Persistence
Why persistence is important
Use cases
Kinds of objects to persist
A trusted server can provide a limited set of object types:
- Immutable files and directories: In the store, record the SHA1 hash (as in git).
Mutable files and directories (FsObjReal objects): In the store, record the filename. Maybe record the inode number for verification purposes.
Other object types: FsOp, FsObjCopyOnWrite, etc.
- Array of capabilities
It is easy for this one server process to save its object graph to a store.
If the trusted server provides enough of these abstractions, we can create a description of an untrusted process (its initial environment: root directory, executable to launch, etc.) and record it in the store. We can launch a process given a reference into the store to its description.
But how do we save and restore objects implemented in other, untrusted processes?
Option 1:
Each process is responsible for saving its internal object graph to a file (using kernel system calls). Trusted server remembers list of processes and saves the inter-process object graph.
Problem: consistency. When do the subgraphs get saved? What if they are not synchronised and can't be connected up?
Option 2:
Processes go via trusted server for saving capabilities and related data. Trusted server writes out whole, consistent object graph.
Issues
Storage reclamation, garbage collection
References into the store:
- eg. GNOME panel runs outside system. .desktop file contains index into the store to a descriptor specifying how to launch an application.
References from the store to outside world:
- eg. To files on host system. May want to move files around, so it's useful if these references can be reconnected.
- eg. To network ports.
Implementation
Strategies for saving store
Two ways to save an object graph:
- Stop-and-snapshot: Start from root references and traverse object graph. Store would be a flat file. This is fine for outputting a complete snapshot, but no good for outputting changes incrementally. This is like a stop-and-copy garbage collector. Unreachable objects will not get written to store, which is good.

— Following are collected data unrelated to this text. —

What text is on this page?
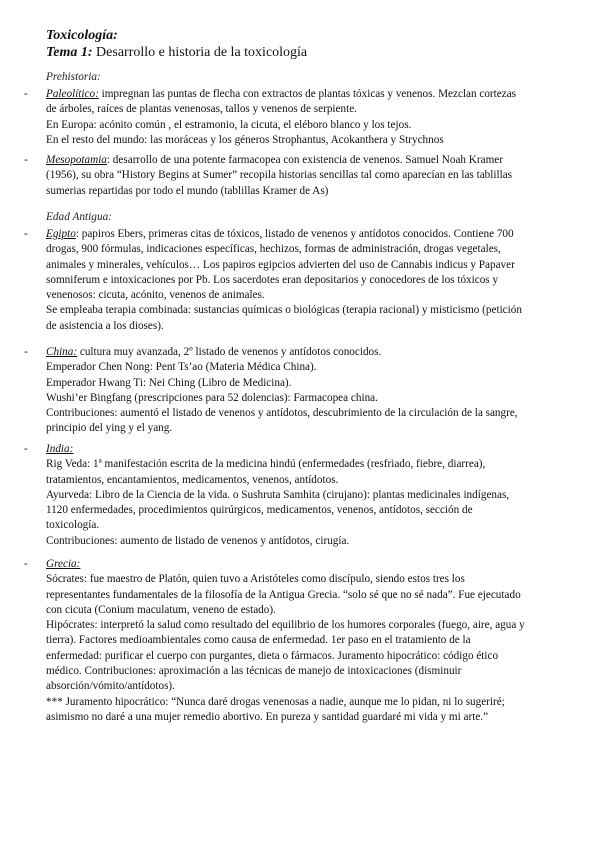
Toxicología:
Tema 1: Desarrollo e historia de la toxicología
Prehistoria:
-	Paleolítico: impregnan las puntas de flecha con extractos de plantas tóxicas y venenos. Mezclan cortezas
de árboles, raíces de plantas venenosas, tallos y venenos de serpiente.
En Europa: acónito común , el estramonio, la cicuta, el eléboro blanco y los tejos.
En el resto del mundo: las moráceas y los géneros Strophantus, Acokanthera y Strychnos
-	Mesopotamia: desarrollo de una potente farmacopea con existencia de venenos. Samuel Noah Kramer
(1956), su obra “History Begins at Sumer” recopila historias sencillas tal como aparecían en las tablillas
sumerias repartidas por todo el mundo (tablillas Kramer de As)
Edad Antigua:
-	Egipto: papiros Ebers, primeras citas de tóxicos, listado de venenos y antídotos conocidos. Contiene 700
drogas, 900 fórmulas, indicaciones específicas, hechizos, formas de administración, drogas vegetales,
animales y minerales, vehículos… Los papiros egipcios advierten del uso de Cannabis indicus y Papaver
somniferum e intoxicaciones por Pb. Los sacerdotes eran depositarios y conocedores de los tóxicos y
venenosos: cicuta, acónito, venenos de animales.
Se empleaba terapia combinada: sustancias químicas o biológicas (terapia racional) y misticismo (petición
de asistencia a los dioses).
-	China: cultura muy avanzada, 2º listado de venenos y antídotos conocidos.
Emperador Chen Nong: Pent Ts’ao (Materia Médica China).
Emperador Hwang Ti: Nei Ching (Libro de Medicina).
Wushi’er Bingfang (prescripciones para 52 dolencias): Farmacopea china.
Contribuciones: aumentó el listado de venenos y antídotos, descubrimiento de la circulación de la sangre,
principio del ying y el yang.
-	India:
Rig Veda: 1ª manifestación escrita de la medicina hindú (enfermedades (resfriado, fiebre, diarrea),
tratamientos, encantamientos, medicamentos, venenos, antídotos.
Ayurveda: Libro de la Ciencia de la vida. o Sushruta Samhita (cirujano): plantas medicinales indígenas,
1120 enfermedades, procedimientos quirúrgicos, medicamentos, venenos, antídotos, sección de
toxicología.
Contribuciones: aumento de listado de venenos y antídotos, cirugía.
-	Grecia:
Sócrates: fue maestro de Platón, quien tuvo a Aristóteles como discípulo, siendo estos tres los
representantes fundamentales de la filosofía de la Antigua Grecia. “solo sé que no sé nada”. Fue ejecutado
con cicuta (Conium maculatum, veneno de estado).
Hipócrates: interpretó la salud como resultado del equilibrio de los humores corporales (fuego, aire, agua y
tierra). Factores medioambientales como causa de enfermedad. 1er paso en el tratamiento de la
enfermedad: purificar el cuerpo con purgantes, dieta o fármacos. Juramento hipocrático: código ético
médico. Contribuciones: aproximación a las técnicas de manejo de intoxicaciones (disminuir
absorción/vómito/antídotos).
*** Juramento hipocrático: “Nunca daré drogas venenosas a nadie, aunque me lo pidan, ni lo sugeriré;
asimismo no daré a una mujer remedio abortivo. En pureza y santidad guardaré mi vida y mi arte.”
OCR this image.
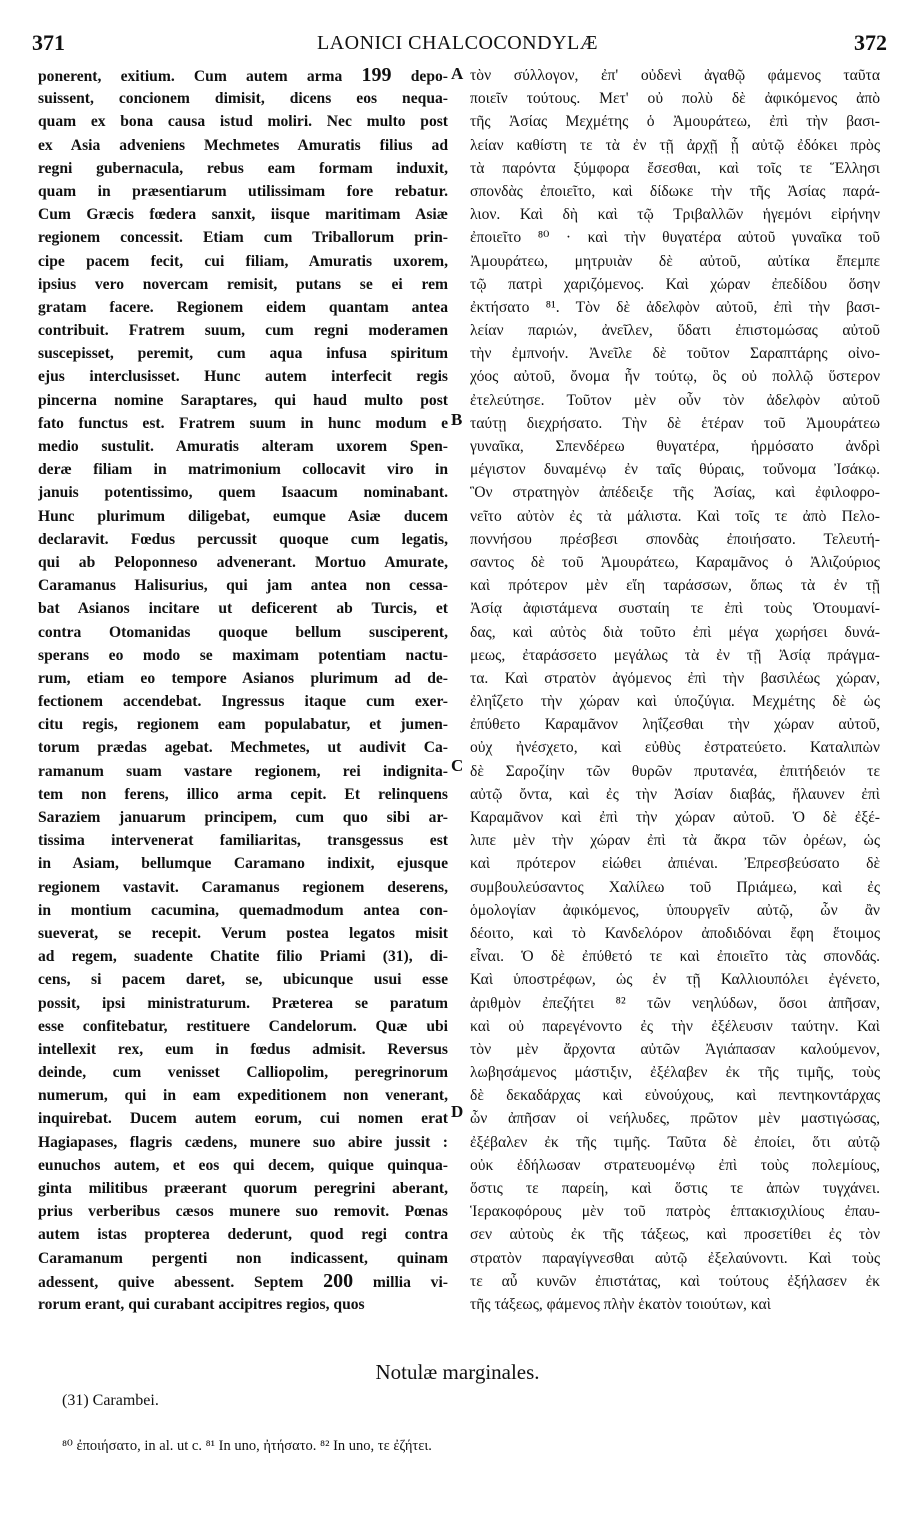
371	LAONICI CHALCOCONDYLÆ	372
ponerent, exitium. Cum autem arma 199 depo-
suissent, concionem dimisit, dicens eos nequa-
quam ex bona causa istud moliri. Nec multo post
ex Asia adveniens Mechmetes Amuratis filius ad
regni gubernacula, rebus eam formam induxit,
quam in præsentiarum utilissimam fore rebatur.
Cum Græcis fœdera sanxit, iisque maritimam Asiæ
regionem concessit. Etiam cum Triballorum prin-
cipe pacem fecit, cui filiam, Amuratis uxorem,
ipsius vero novercam remisit, putans se ei rem
gratam facere. Regionem eidem quantam antea
contribuit. Fratrem suum, cum regni moderamen
suscepisset, peremit, cum aqua infusa spiritum
ejus interclusisset. Hunc autem interfecit regis
pincerna nomine Saraptares, qui haud multo post
fato functus est. Fratrem suum in hunc modum e
medio sustulit. Amuratis alteram uxorem Spen-
deræ filiam in matrimonium collocavit viro in
januis potentissimo, quem Isaacum nominabant.
Hunc plurimum diligebat, eumque Asiæ ducem
declaravit. Fœdus percussit quoque cum legatis,
qui ab Peloponneso advenerant. Mortuo Amurate,
Caramanus Halisurius, qui jam antea non cessa-
bat Asianos incitare ut deficerent ab Turcis, et
contra Otomanidas quoque bellum susciperent,
sperans eo modo se maximam potentiam nactu-
rum, etiam eo tempore Asianos plurimum ad de-
fectionem accendebat. Ingressus itaque cum exer-
citu regis, regionem eam populabatur, et jumen-
torum prædas agebat. Mechmetes, ut audivit Ca-
ramanum suam vastare regionem, rei indignita-
tem non ferens, illico arma cepit. Et relinquens
Saraziem januarum principem, cum quo sibi ar-
tissima intervenerat familiaritas, transgessus est
in Asiam, bellumque Caramano indixit, ejusque
regionem vastavit. Caramanus regionem deserens,
in montium cacumina, quemadmodum antea con-
sueverat, se recepit. Verum postea legatos misit
ad regem, suadente Chatite filio Priami (31), di-
cens, si pacem daret, se, ubicunque usui esse
possit, ipsi ministraturum. Præterea se paratum
esse confitebatur, restituere Candelorum. Quæ ubi
intellexit rex, eum in fœdus admisit. Reversus
deinde, cum venisset Calliopolim, peregrinorum
numerum, qui in eam expeditionem non venerant,
inquirebat. Ducem autem eorum, cui nomen erat
Hagiapases, flagris cædens, munere suo abire jussit :
eunuchos autem, et eos qui decem, quique quinqua-
ginta militibus præerant quorum peregrini aberant,
prius verberibus cæsos munere suo removit. Pœnas
autem istas propterea dederunt, quod regi contra
Caramanum pergenti non indicassent, quinam
adessent, quive abessent. Septem 200 millia vi-
rorum erant, qui curabant accipitres regios, quos
τὸν σύλλογον, ἐπ' οὐδενὶ ἀγαθῷ φάμενος ταῦτα
ποιεῖν τούτους. Μετ' οὐ πολὺ δὲ ἀφικόμενος ἀπὸ
τῆς Ἀσίας Μεχμέτης ὁ Ἀμουράτεω, ἐπὶ τὴν βασι-
λείαν καθίστη τε τὰ ἐν τῇ ἀρχῇ ᾗ αὐτῷ ἐδόκει πρὸς
τὰ παρόντα ξύμφορα ἔσεσθαι, καὶ τοῖς τε Ἕλλησι
σπονδὰς ἐποιεῖτο, καὶ δίδωκε τὴν τῆς Ἀσίας παρά-
λιον. Καὶ δὴ καὶ τῷ Τριβαλλῶν ἡγεμόνι εἰρήνην
ἐποιεῖτο ⁸⁰ · καὶ τὴν θυγατέρα αὐτοῦ γυναῖκα τοῦ
Ἀμουράτεω, μητρυιὰν δὲ αὐτοῦ, αὐτίκα ἔπεμπε
τῷ πατρὶ χαριζόμενος. Καὶ χώραν ἐπεδίδου ὅσην
ἐκτήσατο ⁸¹. Τὸν δὲ ἀδελφὸν αὐτοῦ, ἐπὶ τὴν βασι-
λείαν παριών, ἀνεῖλεν, ὕδατι ἐπιστομώσας αὐτοῦ
τὴν ἐμπνοήν. Ἀνεῖλε δὲ τοῦτον Σαραπτάρης οἰνο-
χόος αὐτοῦ, ὄνομα ἦν τούτῳ, ὃς οὐ πολλῷ ὕστερον
ἐτελεύτησε. Τοῦτον μὲν οὖν τὸν ἀδελφὸν αὐτοῦ
ταύτῃ διεχρήσατο. Τὴν δὲ ἑτέραν τοῦ Ἀμουράτεω
γυναῖκα, Σπενδέρεω θυγατέρα, ἡρμόσατο ἀνδρὶ
μέγιστον δυναμένῳ ἐν ταῖς θύραις, τοὔνομα Ἰσάκῳ.
Ὃν στρατηγὸν ἀπέδειξε τῆς Ἀσίας, καὶ ἐφιλοφρο-
νεῖτο αὐτὸν ἐς τὰ μάλιστα. Καὶ τοῖς τε ἀπὸ Πελο-
ποννήσου πρέσβεσι σπονδὰς ἐποιήσατο. Τελευτή-
σαντος δὲ τοῦ Ἀμουράτεω, Καραμᾶνος ὁ Ἀλιζούριος
καὶ πρότερον μὲν εἴη ταράσσων, ὅπως τὰ ἐν τῇ
Ἀσίᾳ ἀφιστάμενα συσταίη τε ἐπὶ τοὺς Ὀτουμανί-
δας, καὶ αὐτὸς διὰ τοῦτο ἐπὶ μέγα χωρήσει δυνά-
μεως, ἐταράσσετο μεγάλως τὰ ἐν τῇ Ἀσίᾳ πράγμα-
τα. Καὶ στρατὸν ἀγόμενος ἐπὶ τὴν βασιλέως χώραν,
ἐληΐζετο τὴν χώραν καὶ ὑποζύγια. Μεχμέτης δὲ ὡς
ἐπύθετο Καραμᾶνον ληΐζεσθαι τὴν χώραν αὐτοῦ,
οὐχ ἠνέσχετο, καὶ εὐθὺς ἐστρατεύετο. Καταλιπὼν
δὲ Σαροζίην τῶν θυρῶν πρυτανέα, ἐπιτήδειόν τε
αὐτῷ ὄντα, καὶ ἐς τὴν Ἀσίαν διαβάς, ἤλαυνεν ἐπὶ
Καραμᾶνον καὶ ἐπὶ τὴν χώραν αὐτοῦ. Ὁ δὲ ἐξέ-
λιπε μὲν τὴν χώραν ἐπὶ τὰ ἄκρα τῶν ὀρέων, ὡς
καὶ πρότερον εἰώθει ἀπιέναι. Ἐπρεσβεύσατο δὲ
συμβουλεύσαντος Χαλίλεω τοῦ Πριάμεω, καὶ ἐς
ὁμολογίαν ἀφικόμενος, ὑπουργεῖν αὐτῷ, ὧν ἂν
δέοιτο, καὶ τὸ Κανδελόρον ἀποδιδόναι ἔφη ἕτοιμος
εἶναι. Ὁ δὲ ἐπύθετό τε καὶ ἐποιεῖτο τὰς σπονδάς.
Καὶ ὑποστρέφων, ὡς ἐν τῇ Καλλιουπόλει ἐγένετο,
ἀριθμὸν ἐπεζήτει ⁸² τῶν νεηλύδων, ὅσοι ἀπῆσαν,
καὶ οὐ παρεγένοντο ἐς τὴν ἐξέλευσιν ταύτην. Καὶ
τὸν μὲν ἄρχοντα αὐτῶν Ἀγιάπασαν καλούμενον,
λωβησάμενος μάστιξιν, ἐξέλαβεν ἐκ τῆς τιμῆς, τοὺς
δὲ δεκαδάρχας καὶ εὐνούχους, καὶ πεντηκοντάρχας
ὧν ἀπῆσαν οἱ νεήλυδες, πρῶτον μὲν μαστιγώσας,
ἐξέβαλεν ἐκ τῆς τιμῆς. Ταῦτα δὲ ἐποίει, ὅτι αὐτῷ
οὐκ ἐδήλωσαν στρατευομένῳ ἐπὶ τοὺς πολεμίους,
ὅστις τε παρείη, καὶ ὅστις τε ἀπὼν τυγχάνει.
Ἱερακοφόρους μὲν τοῦ πατρὸς ἑπτακισχιλίους ἐπαυ-
σεν αὐτοὺς ἐκ τῆς τάξεως, καὶ προσετίθει ἐς τὸν
στρατὸν παραγίγνεσθαι αὐτῷ ἐξελαύνοντι. Καὶ τοὺς
τε αὖ κυνῶν ἐπιστάτας, καὶ τούτους ἐξήλασεν ἐκ
τῆς τάξεως, φάμενος πλὴν ἑκατὸν τοιούτων, καὶ
A
B
C
D
Notulæ marginales.
(31) Carambei.
⁸⁰ ἐποιήσατο, in al. ut c. ⁸¹ In uno, ἠτήσατο. ⁸² In uno, τε ἐζήτει.
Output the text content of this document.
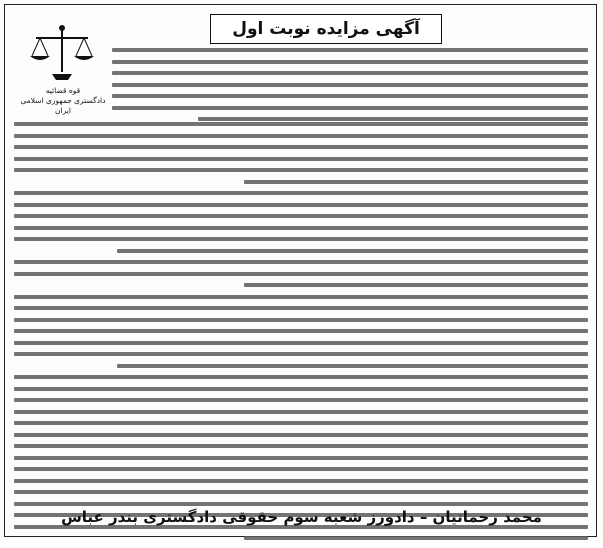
آگهی مزایده نوبت اول
قوه قضائیه
دادگستری جمهوری اسلامی ایران
محمد رحمانیان – دادورز شعبه سوم حقوقی دادگستری بندر عباس
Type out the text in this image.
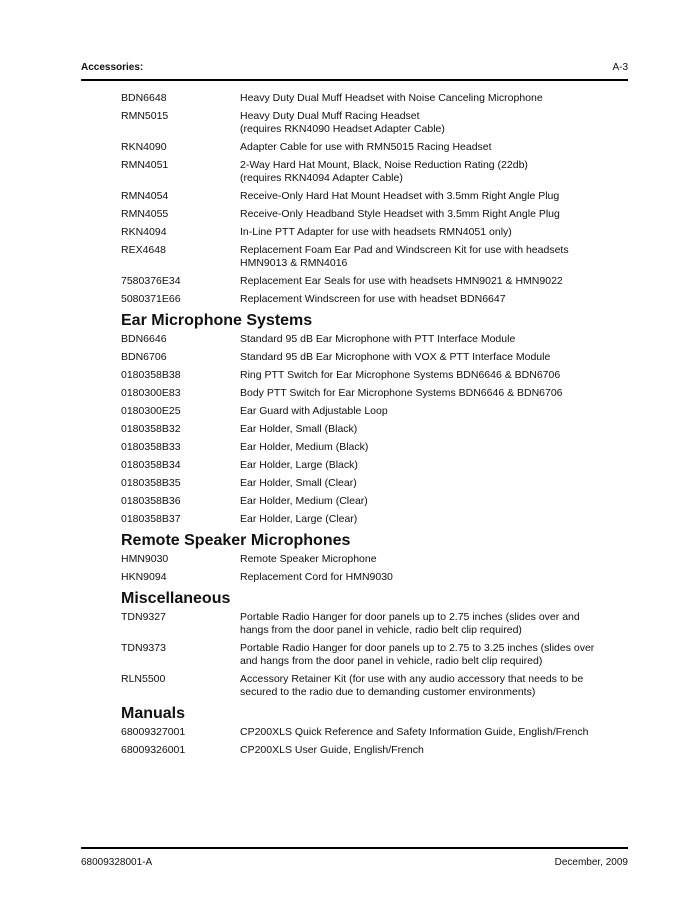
Accessories:	A-3
BDN6648	Heavy Duty Dual Muff Headset with Noise Canceling Microphone
RMN5015	Heavy Duty Dual Muff Racing Headset
(requires RKN4090 Headset Adapter Cable)
RKN4090	Adapter Cable for use with RMN5015 Racing Headset
RMN4051	2-Way Hard Hat Mount, Black, Noise Reduction Rating (22db)
(requires RKN4094 Adapter Cable)
RMN4054	Receive-Only Hard Hat Mount Headset with 3.5mm Right Angle Plug
RMN4055	Receive-Only Headband Style Headset with 3.5mm Right Angle Plug
RKN4094	In-Line PTT Adapter for use with headsets RMN4051 only)
REX4648	Replacement Foam Ear Pad and Windscreen Kit for use with headsets
HMN9013 & RMN4016
7580376E34	Replacement Ear Seals for use with headsets HMN9021 & HMN9022
5080371E66	Replacement Windscreen for use with headset BDN6647
Ear Microphone Systems
BDN6646	Standard 95 dB Ear Microphone with PTT Interface Module
BDN6706	Standard 95 dB Ear Microphone with VOX & PTT Interface Module
0180358B38	Ring PTT Switch for Ear Microphone Systems BDN6646 & BDN6706
0180300E83	Body PTT Switch for Ear Microphone Systems BDN6646 & BDN6706
0180300E25	Ear Guard with Adjustable Loop
0180358B32	Ear Holder, Small (Black)
0180358B33	Ear Holder, Medium (Black)
0180358B34	Ear Holder, Large (Black)
0180358B35	Ear Holder, Small (Clear)
0180358B36	Ear Holder, Medium (Clear)
0180358B37	Ear Holder, Large (Clear)
Remote Speaker Microphones
HMN9030	Remote Speaker Microphone
HKN9094	Replacement Cord for HMN9030
Miscellaneous
TDN9327	Portable Radio Hanger for door panels up to 2.75 inches (slides over and
hangs from the door panel in vehicle, radio belt clip required)
TDN9373	Portable Radio Hanger for door panels up to 2.75 to 3.25 inches (slides over
and hangs from the door panel in vehicle, radio belt clip required)
RLN5500	Accessory Retainer Kit (for use with any audio accessory that needs to be
secured to the radio due to demanding customer environments)
Manuals
68009327001	CP200XLS Quick Reference and Safety Information Guide, English/French
68009326001	CP200XLS User Guide, English/French
68009328001-A	December, 2009
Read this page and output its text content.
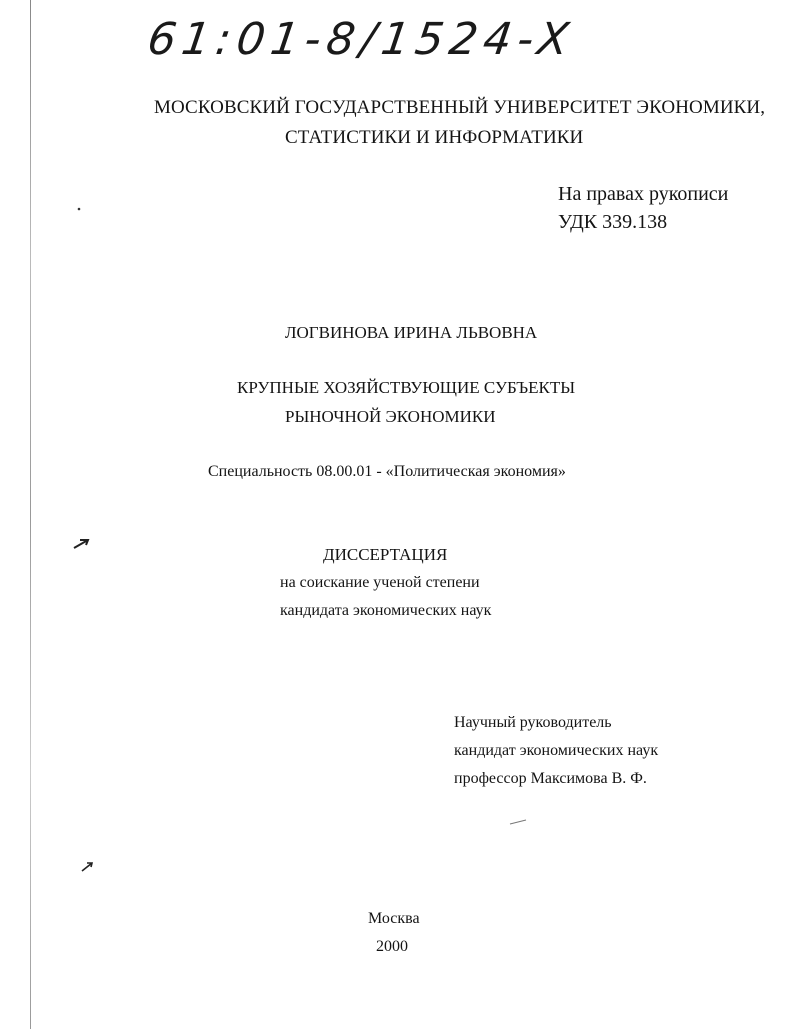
61:01-8/1524-X
МОСКОВСКИЙ ГОСУДАРСТВЕННЫЙ УНИВЕРСИТЕТ ЭКОНОМИКИ,
СТАТИСТИКИ И ИНФОРМАТИКИ
На правах рукописи
УДК 339.138
ЛОГВИНОВА ИРИНА ЛЬВОВНА
КРУПНЫЕ ХОЗЯЙСТВУЮЩИЕ СУБЪЕКТЫ
РЫНОЧНОЙ ЭКОНОМИКИ
Специальность 08.00.01 - «Политическая экономия»
ДИССЕРТАЦИЯ
на соискание ученой степени
кандидата экономических наук
Научный руководитель
кандидат экономических наук
профессор Максимова В. Ф.
Москва
2000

- Write-through: When a persistent object is changed, write the changes to the underlying store immediately. Underlying store can be implemented by another layer, e.g. Berkeley DB or Samba tdb.
Not all persistable objects need to be persisted. When an object is initially created, it will be reachable from non-persistent roots but not from persistent roots. With a write-through strategy, linking the object in and making it reachable from persistent roots should cause it to be written into the store and allocated an object ID.
When the object is dropped completely it should be removed from the store. But it may become unreachable from persistent roots while still being live (reachable from non-persistent roots). Should it be removed from the store then? Probably not, because this situation may be temporary. Note that this is similar to inodes on a filesystem that have been unlinked from the directory tree (except that there is no way to relink such inodes). If the system crashes these inodes will get freed by fsck on startup.
Identifying persistable objects
Several ways to do this:
- Wrapper: Have a persistent wrapper around a non-persistent object. The wrapper knows how to recreate the non-persistent object.
- Weak-map: The store has a weak mapping that records how to recreate objects. It maps objects to constructors and arguments.
- Persistable-interface: Objects know how to save themselves. Objects may identify themselves as such by deriving from a Python class and implementing a method.